Gertrude Trevelyan’s neglected 1938 novel William's Wife is the a story of a woman who uses her cunning and abilities (including the needlework skills she perfected as a domestic servant) to survive her marriage to a domineering and abusive husband. It was reissued in 2023 by Boiler House Press in the UK in a series called ‘Recovered Books’, which puts the spotlight on overlooked twentieth-century fiction. Among them are Trevelyan’s six novels which were widely reviewed and sold well in the 1930s before being allowed to go out of print in the 1940s.
The prize-winning author Alice Jolly has written the introduction for the reissue of William's Wife, and I'm honoured to have contributed the afterword, ‘Connecting Threads: Gertrude Trevelyan and Virginia Woolf’. I think it’s very good news that British and Irish women novelists from the interwar years are getting attention again, after being overlooked for so long by mainstream publishers (see this article in the London Review of Books).

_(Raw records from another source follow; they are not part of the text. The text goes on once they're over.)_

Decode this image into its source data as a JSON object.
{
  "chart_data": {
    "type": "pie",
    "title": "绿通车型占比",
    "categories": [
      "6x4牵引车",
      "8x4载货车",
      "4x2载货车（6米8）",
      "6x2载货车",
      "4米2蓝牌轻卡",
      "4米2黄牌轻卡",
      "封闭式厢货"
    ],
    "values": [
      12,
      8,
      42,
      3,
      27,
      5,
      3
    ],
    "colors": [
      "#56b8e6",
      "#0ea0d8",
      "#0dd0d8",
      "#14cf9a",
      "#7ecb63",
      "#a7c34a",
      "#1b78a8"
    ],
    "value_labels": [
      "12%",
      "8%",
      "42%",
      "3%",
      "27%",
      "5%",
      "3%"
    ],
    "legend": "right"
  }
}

Below is a link to my essay, published in two parts, and out from behind the paywall. I particularly enjoyed diving into the connections between Gertrude Trevelyan and Virginia Woolf, who was invited to give a lecture at Oxford University while Trevelyan was a student there.
This Monday, 8 July 2024, I’m giving a short lecture online about Woolf and her nephew Julian Bell for Literature Cambridge’s summer course on Woolf and Childhood. I’d be delighted if you joined us! For more information, and to sign up, follow the link here.
Everything here is so interesting, thank you! Can you tell me the painting that's used for the Woolf and Childhood course? I'm sorry I've got to it late, it sounds fabulous.
Wonderful. And thank you for re-sharing your essay on Woolf and Trevelyan.